Onu öyle bıraktığım için bana mı bakmıyordu?

Bu masada bana silah çekmeyen bir kişi vardı o da yanında dikildiğim adamdı. Onu da istesem affetmezdim, 15 yaşındaki Derin onu affetmezdi.

Evet, onca şey yapmasına rağmen bu zamana kadar o tuttuğu silahın ucu hiçbir zaman ben olmadım.

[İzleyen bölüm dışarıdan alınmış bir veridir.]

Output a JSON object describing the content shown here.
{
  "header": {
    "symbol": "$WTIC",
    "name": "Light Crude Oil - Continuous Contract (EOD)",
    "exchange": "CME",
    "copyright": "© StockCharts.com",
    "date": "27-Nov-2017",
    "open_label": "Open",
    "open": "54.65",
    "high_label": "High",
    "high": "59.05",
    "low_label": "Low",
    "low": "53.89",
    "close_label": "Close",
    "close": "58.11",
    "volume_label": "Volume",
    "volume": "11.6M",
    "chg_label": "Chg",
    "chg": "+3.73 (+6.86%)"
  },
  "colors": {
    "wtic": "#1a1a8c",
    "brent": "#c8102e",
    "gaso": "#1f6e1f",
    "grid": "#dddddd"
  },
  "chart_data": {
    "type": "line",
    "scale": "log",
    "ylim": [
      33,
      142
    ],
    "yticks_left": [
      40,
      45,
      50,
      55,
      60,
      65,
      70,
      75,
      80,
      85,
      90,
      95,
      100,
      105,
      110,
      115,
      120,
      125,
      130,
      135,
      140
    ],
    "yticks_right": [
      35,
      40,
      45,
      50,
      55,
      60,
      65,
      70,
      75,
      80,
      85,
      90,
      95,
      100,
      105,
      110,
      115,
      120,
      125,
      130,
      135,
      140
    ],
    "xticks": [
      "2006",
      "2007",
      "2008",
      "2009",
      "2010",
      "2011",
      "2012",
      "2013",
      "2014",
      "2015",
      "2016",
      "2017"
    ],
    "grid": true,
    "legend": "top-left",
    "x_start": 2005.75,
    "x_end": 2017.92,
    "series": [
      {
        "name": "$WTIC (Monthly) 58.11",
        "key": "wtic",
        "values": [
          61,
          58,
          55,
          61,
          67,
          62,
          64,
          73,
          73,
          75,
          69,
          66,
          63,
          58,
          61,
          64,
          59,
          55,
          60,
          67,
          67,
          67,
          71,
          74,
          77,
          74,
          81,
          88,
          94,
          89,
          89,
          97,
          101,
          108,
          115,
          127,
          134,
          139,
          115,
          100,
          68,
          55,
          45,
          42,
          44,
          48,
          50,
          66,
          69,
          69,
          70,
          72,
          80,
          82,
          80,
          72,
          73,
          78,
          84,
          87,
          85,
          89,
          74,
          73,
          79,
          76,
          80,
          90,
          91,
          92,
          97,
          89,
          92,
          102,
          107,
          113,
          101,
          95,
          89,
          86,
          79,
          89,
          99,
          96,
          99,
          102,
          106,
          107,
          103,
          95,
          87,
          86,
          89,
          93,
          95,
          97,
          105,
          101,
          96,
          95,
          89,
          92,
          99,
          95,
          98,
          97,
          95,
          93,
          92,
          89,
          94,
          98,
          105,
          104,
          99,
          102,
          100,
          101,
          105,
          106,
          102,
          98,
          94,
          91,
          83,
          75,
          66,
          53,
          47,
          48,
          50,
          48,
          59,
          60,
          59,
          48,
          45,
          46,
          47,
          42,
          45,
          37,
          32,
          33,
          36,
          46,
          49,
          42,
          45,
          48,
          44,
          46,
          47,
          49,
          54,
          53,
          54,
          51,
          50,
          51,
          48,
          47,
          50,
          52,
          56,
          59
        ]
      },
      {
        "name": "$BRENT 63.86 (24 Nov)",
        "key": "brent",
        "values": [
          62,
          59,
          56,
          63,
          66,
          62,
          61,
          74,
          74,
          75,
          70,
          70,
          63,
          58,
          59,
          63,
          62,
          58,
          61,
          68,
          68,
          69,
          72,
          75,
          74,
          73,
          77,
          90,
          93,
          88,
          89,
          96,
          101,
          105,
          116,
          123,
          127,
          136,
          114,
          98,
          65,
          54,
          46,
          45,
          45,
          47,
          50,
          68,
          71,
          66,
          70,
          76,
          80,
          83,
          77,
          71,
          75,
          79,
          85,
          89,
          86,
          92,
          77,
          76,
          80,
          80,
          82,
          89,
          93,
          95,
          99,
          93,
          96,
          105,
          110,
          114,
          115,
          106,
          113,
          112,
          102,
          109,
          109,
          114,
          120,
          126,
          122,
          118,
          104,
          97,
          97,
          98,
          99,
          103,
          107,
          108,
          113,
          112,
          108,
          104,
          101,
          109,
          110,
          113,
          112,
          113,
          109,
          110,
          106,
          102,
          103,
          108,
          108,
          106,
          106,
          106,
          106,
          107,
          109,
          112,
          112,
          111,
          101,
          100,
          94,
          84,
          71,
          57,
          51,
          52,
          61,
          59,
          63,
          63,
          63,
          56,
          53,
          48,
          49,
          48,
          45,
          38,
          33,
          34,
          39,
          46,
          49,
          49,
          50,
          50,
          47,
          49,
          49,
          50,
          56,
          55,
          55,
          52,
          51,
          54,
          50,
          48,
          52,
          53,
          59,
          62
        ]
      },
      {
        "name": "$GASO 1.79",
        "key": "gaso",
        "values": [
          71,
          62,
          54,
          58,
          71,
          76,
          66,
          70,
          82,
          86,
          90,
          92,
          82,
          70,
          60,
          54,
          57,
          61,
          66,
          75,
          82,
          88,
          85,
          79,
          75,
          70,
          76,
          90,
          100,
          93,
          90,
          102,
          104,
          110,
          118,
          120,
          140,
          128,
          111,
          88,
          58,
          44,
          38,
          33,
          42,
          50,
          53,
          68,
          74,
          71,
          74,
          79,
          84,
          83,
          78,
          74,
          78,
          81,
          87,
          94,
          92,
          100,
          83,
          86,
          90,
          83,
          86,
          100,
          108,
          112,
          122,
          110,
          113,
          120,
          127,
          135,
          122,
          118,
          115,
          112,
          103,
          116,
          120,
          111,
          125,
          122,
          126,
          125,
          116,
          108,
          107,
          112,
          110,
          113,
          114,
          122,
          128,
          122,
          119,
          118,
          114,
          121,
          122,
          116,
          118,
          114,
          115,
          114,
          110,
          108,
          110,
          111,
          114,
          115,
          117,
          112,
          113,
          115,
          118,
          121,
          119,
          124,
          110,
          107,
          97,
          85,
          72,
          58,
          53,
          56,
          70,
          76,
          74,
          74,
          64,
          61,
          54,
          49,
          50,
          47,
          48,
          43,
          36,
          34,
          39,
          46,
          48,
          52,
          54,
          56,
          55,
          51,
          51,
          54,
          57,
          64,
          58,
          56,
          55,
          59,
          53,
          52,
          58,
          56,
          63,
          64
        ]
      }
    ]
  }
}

Kaç gündür buradayım? Karnım yeni açılmış bir yara gibi durmuyordu en az üzerinden 2, 3 gün geçmiş gibiydi.
Hüseyin bu zamana kadar çoktan beni aramaya başlamış olmalıydı. Onu yurttan öncede tanıyordum fakat bu kadar sık görüşmüyorduk. Yurttan ayrıldıktan sonra aynı teklif ekip ile alakalı olan sözleşme ona da gitmişti fakat o reddetti. O güçlü benim aksime, duygularını kontrol edebilen ve isteğine kısa sürede ulaşabilen birisiydi. O da bir yazılımcı hatta öyle ki tüm şehrin internet bağlantılarına ulaşabilen birisi ona hayran olmamak elde değildi.

Ceyhun ne kadar daha burada tutmaya çalışsa da yakında ben ayrılacaktım buradan. O da bunu çok iyi biliyordu, şuan pislik çıkartmıyorsam o da karnımdaki yaranın bana engel oluyor olmasıydı. Zorla tutmak onunda bir işine yaramayacaktı biliyordum, eskiden de olduğu gibi yine elinde sonunda sıkılınca bırakacaktı. 14 sene önce olduğu gibi yine sıkılacak, ben birisinin isteyerek yanında duracağı bir insan değildim.
Bunu bana o inandırmıştı.

Masada büyük bir gerginlik vardı artık. Ben gelmeden önce duyulan neşe kaybolmuştu çoktan, ben bulunduğum yere kara sisleri de arkamdan getiriyordum bunu zaten fark etmiştim küçükken. Sevinç aynı gülen yüz ifadesinden bir gram bile azaltmadan eski yerine oturmadan bir bardak çıkardı ve içine çay doldurarak önüme bıraktı. "O zaman daha tanışmıyorduk ve seni yanımıza almak için buna mecburduk." Diyerek eski yerine oturdu. Bana karşı tavır alacağını düşünürken ifadesinden hiç ödün vermeden aynı ifade ile davrandı. Masada yanında oturan Karan elini Sevinç'in omzuna koydu destek olmak istercesine.